I have spent more than three decades working at the intersection of national security, healthcare, and government, integrating complex systems across the Pentagon, the U.S. Senate, and the Department of Veterans Affairs. When leaders align resources and act decisively, results follow. When systems remain fragmented, talent leaves. Nebraska is at that crossroads.
Brain drain is not unique to our state, but its effects here are accelerating. When high-skill jobs fail to cluster and systems do not connect, people move where opportunity does. A recent Greater Omaha Chamber report citing an Aksarben Foundation study found that if Omaha and Lincoln had kept pace with comparable metropolitan regions, Nebraska would have nearly 70,000 more jobs today and billions more in wages.
Successful regions deliberately align education, workforce development, research, infrastructure, and capital around industries with sustained demand. Nebraska has invested in many of the right components, but too often those investments operate in silos rather than as a coordinated system.
Consider what Nebraska already has. The state anchors national security missions at U.S. Strategic Command at Offutt Air Force Base, supported by applied research from the National Strategic Research Institute at the University of Nebraska.
Nebraska brings nationally recognized health security and preparedness capacity through the Global Center for Health Security and UNMC, while Creighton and Bellevue strengthen workforce development and applied research. These assets are reinforced by a globally significant agricultural economy, critical land and water systems, and major logistics and transportation networks. Together, they form the backbone of a security-driven economic ecosystem that lacks alignment.
That insight led me to refine an earlier concept into a framework now called SHIELD, built around Security, Health, Infrastructure, Energy, and Land Defense. SHIELD is not a new bureaucracy. It is a disciplined way to align existing strengths so they reinforce one another rather than operate independently.
National security extends beyond defense installations to include cybersecurity, supply chains, and data resilience. Health includes preparedness, biosecurity, and healthcare workforce readiness. Infrastructure and energy underpin reliability and growth. Land Defense elevates agriculture to the national security table as a core strategic asset.
Nebraska is already seeing what alignment can accomplish. Project NExT, led by UNMC and Nebraska Medicine, strengthens national health security and disaster preparedness while expanding research, clinical capacity, and workforce training. Selected by the federal government as a regional health security hub, the initiative is projected to generate $7.6 billion in total economic impact in Nebraska through 2030.
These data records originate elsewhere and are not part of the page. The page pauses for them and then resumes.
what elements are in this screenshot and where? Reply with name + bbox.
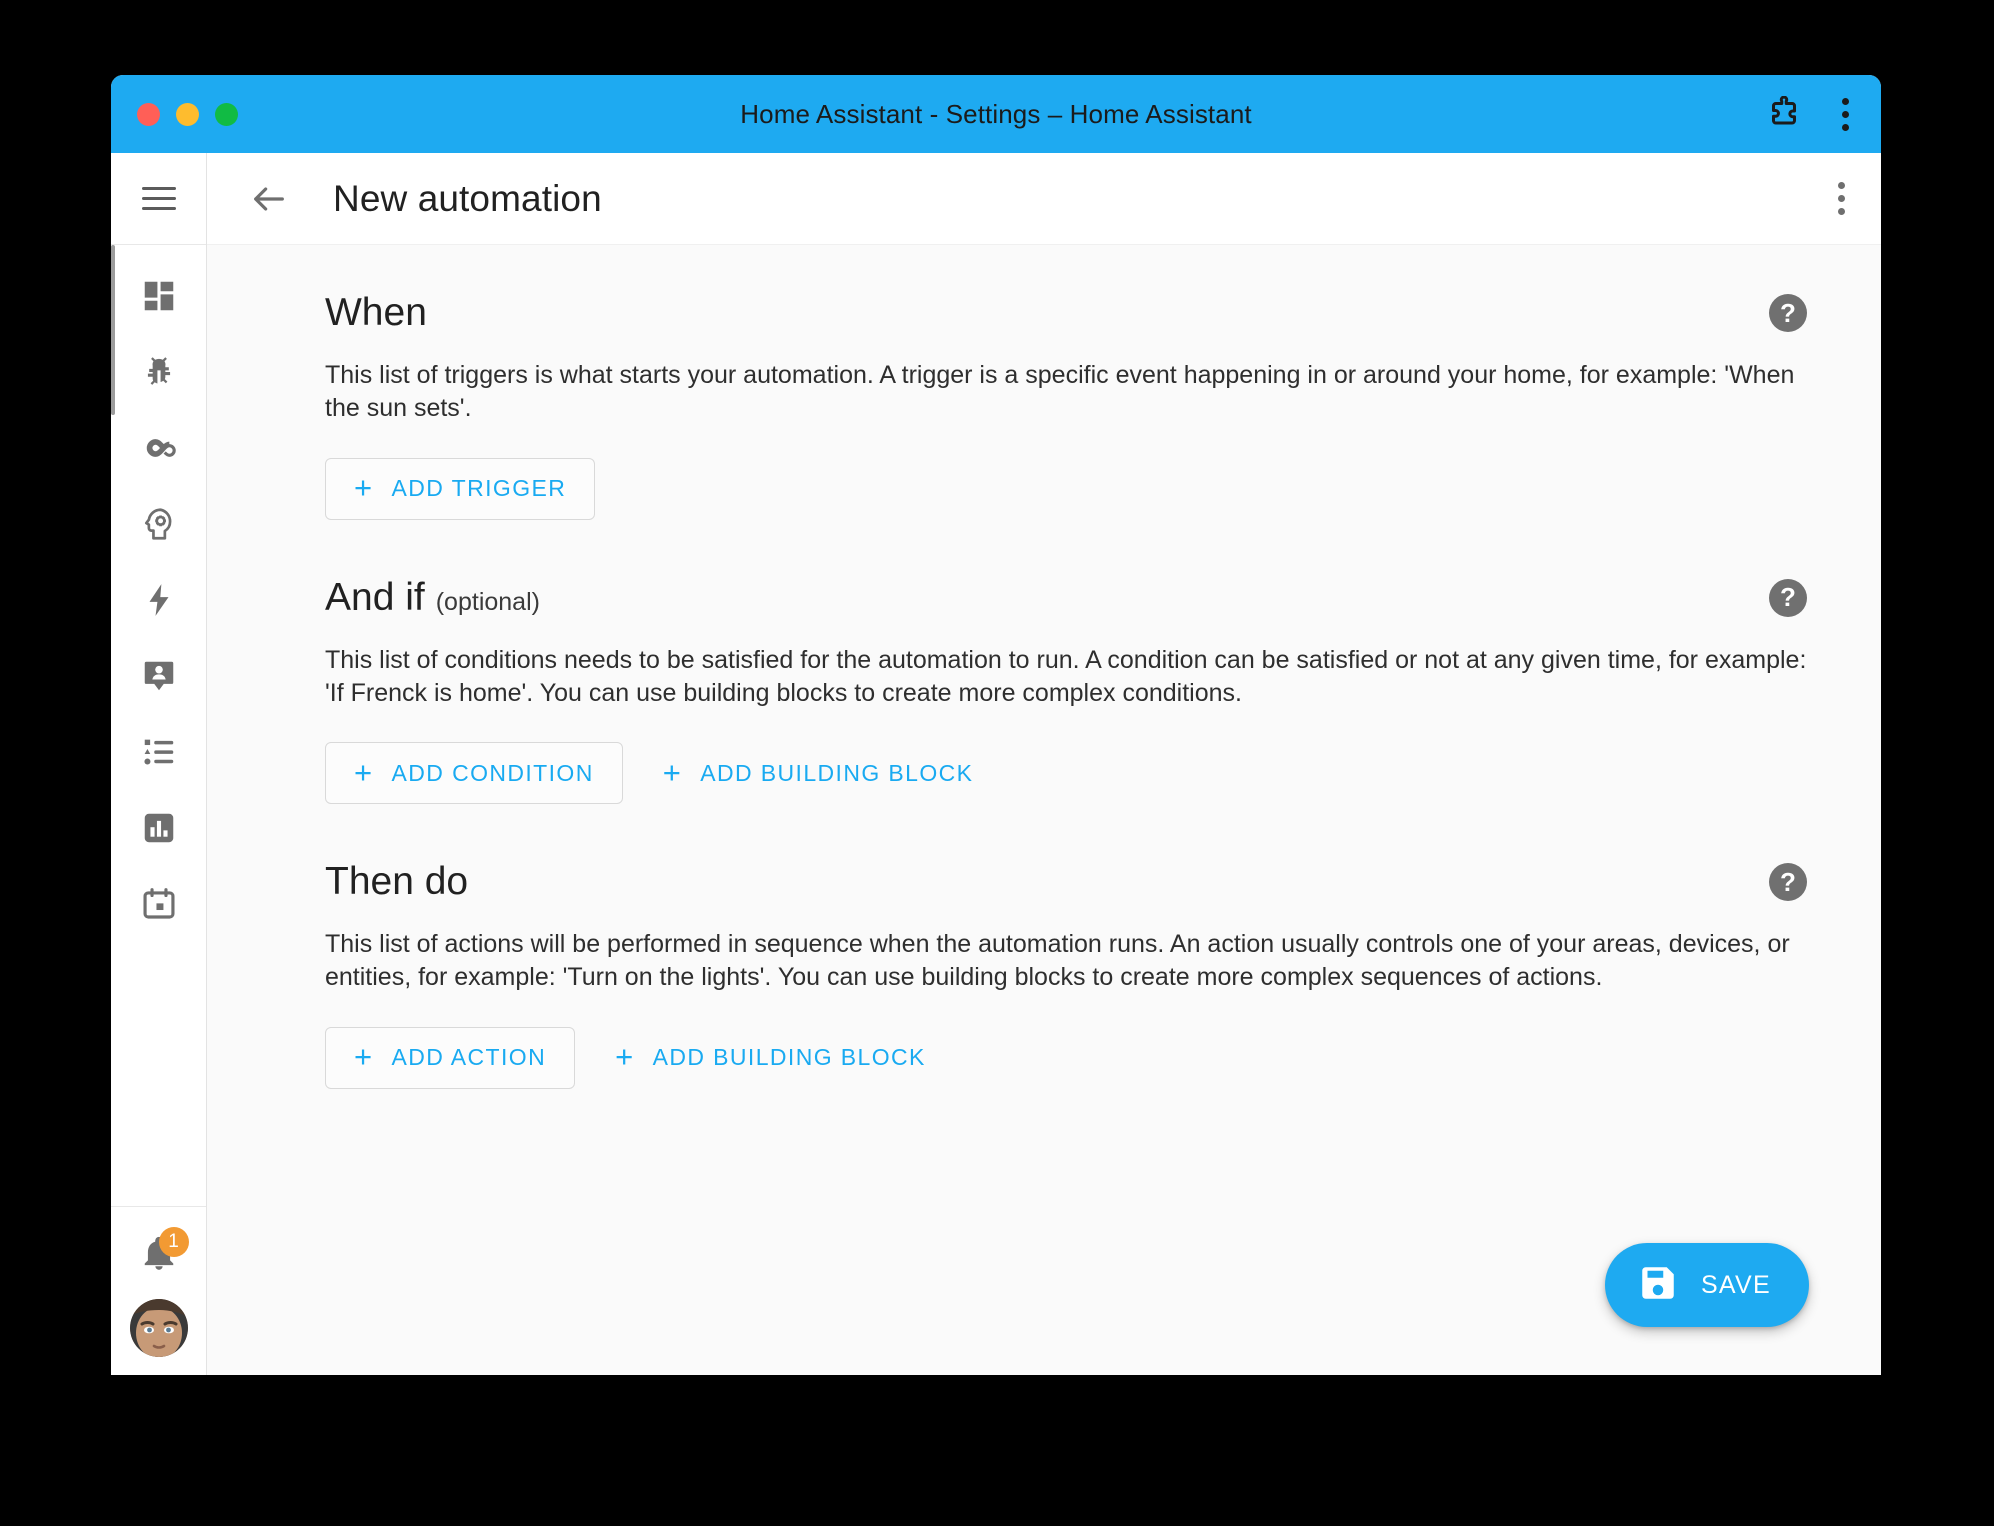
app-container: 1 New automation When ? This list of tri… [111,153,1881,1375]
plus-icon: + [615,1039,635,1074]
hamburger-menu-icon[interactable] [141,187,176,210]
minimize-window-button[interactable] [176,102,199,126]
add-condition-button-label: ADD CONDITION [391,759,594,786]
close-window-button[interactable] [137,102,160,126]
sidebar-item-automations[interactable] [129,423,189,473]
extensions-icon[interactable] [1766,96,1802,132]
browser-window: Home Assistant - Settings – Home Assista… [111,75,1881,1375]
section-actions-when: + ADD TRIGGER [325,457,1807,520]
maximize-window-button[interactable] [215,102,238,126]
page-title: New automation [333,177,602,219]
sidebar-item-map[interactable] [129,651,189,701]
help-icon-then-do[interactable]: ? [1769,863,1807,901]
plus-icon: + [354,470,374,505]
automation-editor: When ? This list of triggers is what sta… [207,245,1881,1375]
sidebar-scrollbar[interactable] [111,245,115,415]
sidebar-item-overview[interactable] [129,271,189,321]
section-when: When ? This list of triggers is what sta… [325,291,1807,520]
section-header-and-if: And if (optional) ? [325,576,1807,620]
plus-icon: + [354,1039,374,1074]
plus-icon: + [662,754,683,790]
overflow-menu-icon[interactable] [1832,176,1851,221]
section-then-do: Then do ? This list of actions will be p… [325,860,1807,1089]
section-actions-and-if: + ADD CONDITION + ADD BUILDING BLOCK [325,742,1807,804]
section-actions-then-do: + ADD ACTION + ADD BUILDING BLOCK [325,1026,1807,1089]
sidebar-item-developer-tools[interactable] [129,347,189,397]
sidebar-item-logbook[interactable] [129,727,189,777]
sidebar-items [111,245,206,1206]
section-header-then-do: Then do ? [325,860,1807,904]
sidebar-item-energy[interactable] [129,575,189,625]
save-button[interactable]: SAVE [1604,1243,1809,1327]
app-toolbar: New automation [207,153,1881,245]
add-trigger-button[interactable]: + ADD TRIGGER [325,457,596,520]
add-building-block-action-label: ADD BUILDING BLOCK [652,1044,926,1070]
browser-toolbar-actions [1766,92,1855,137]
save-button-label: SAVE [1700,1270,1771,1299]
notifications-button[interactable]: 1 [129,1227,189,1279]
sidebar-footer: 1 [111,1206,206,1375]
add-building-block-condition-label: ADD BUILDING BLOCK [700,759,974,786]
window-titlebar: Home Assistant - Settings – Home Assista… [111,75,1881,153]
user-avatar[interactable] [129,1299,188,1357]
section-and-if: And if (optional) ? This list of conditi… [325,576,1807,804]
section-title-when: When [325,291,427,335]
window-controls [137,102,238,126]
add-action-button-label: ADD ACTION [391,1044,547,1070]
section-title-then-do-text: Then do [325,860,469,903]
section-description-and-if: This list of conditions needs to be sati… [325,645,1807,707]
sidebar-item-calendar[interactable] [129,879,189,929]
browser-menu-icon[interactable] [1836,92,1855,137]
section-title-then-do: Then do [325,860,468,904]
add-trigger-button-label: ADD TRIGGER [391,475,567,501]
main-panel: New automation When ? This list of trigg… [207,153,1881,1375]
add-condition-button[interactable]: + ADD CONDITION [325,742,623,804]
notification-count-badge: 1 [158,1227,189,1257]
section-header-when: When ? [325,291,1807,335]
section-title-and-if-optional: (optional) [435,587,540,616]
back-arrow-icon[interactable] [241,171,297,227]
sidebar-header [111,153,206,245]
sidebar-item-history[interactable] [129,803,189,853]
window-title: Home Assistant - Settings – Home Assista… [740,98,1252,129]
sidebar: 1 [111,153,207,1375]
toolbar-actions [1832,176,1851,221]
plus-icon: + [354,754,374,790]
add-building-block-button-action[interactable]: + ADD BUILDING BLOCK [587,1027,954,1089]
add-action-button[interactable]: + ADD ACTION [325,1026,576,1089]
section-description-then-do: This list of actions will be performed i… [325,930,1790,992]
help-icon-and-if[interactable]: ? [1769,578,1807,617]
add-building-block-button-condition[interactable]: + ADD BUILDING BLOCK [635,742,1002,804]
section-title-and-if: And if (optional) [325,576,540,620]
section-description-when: This list of triggers is what starts you… [325,361,1795,423]
help-icon-when[interactable]: ? [1769,294,1807,332]
sidebar-item-settings[interactable] [129,499,189,549]
section-title-and-if-text: And if [325,575,425,619]
content-save-icon [1637,1262,1679,1309]
section-title-when-text: When [325,291,427,334]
Applying SHIELD more broadly, a focused Nebraska pilot could support 2,000 to 4,000 direct jobs initially, scaling to 6,000 to 10,000 direct jobs statewide across research, healthcare, logistics, advanced manufacturing, and agriculture-adjacent industries. This growth translates into billions of dollars in cumulative economic activity while creating career pathways that keep talent here. Importantly, this can be done using existing federal authorities, including the National Defense Authorization Act, to drive applied innovation, industrial-base resilience, and workforce development tied to national security missions.
Funding follows the same logic. SHIELD does not create a new entitlement or an open-ended spending program. It aligns existing federal investments and requires state and private-sector participation, ensuring shared risk and a clear return on investment measured in jobs, wages, and economic development before expansion.
Throughout my career, I have delivered results at scale, from building medical training pipelines as a Naval Officer to leading systems integration and reform across the Department of Veterans Affairs and the Department of Defense. That experience matters because SHIELD will only succeed through leadership and collaboration. Making it real requires working with Nebraska’s congressional delegation, universities, healthcare systems, and business community. Economic resilience and national security are not partisan projects. I welcome continued discussion with the Aksarben Foundation, Nebraska Forward, and local Chambers of Commerce.
Nebraska has always been a builder. We built the transcontinental railroad, we feed the world, and we anchor America’s nuclear deterrent. The question now is whether we will align what we already have and execute at scale to build an economy that keeps talent, strengthens security, and creates opportunity for the next generation.
A detailed business plan outlining SHIELD’s implementation in Nebraska is available at kishlaforcongress.com/issues/growing-nebraskas-economy.
Kishla Askins is a retired U.S. Navy (Mustang) officer, healthcare provider and national security professional. She is a congressional candidate for Nebraska’s 2nd District.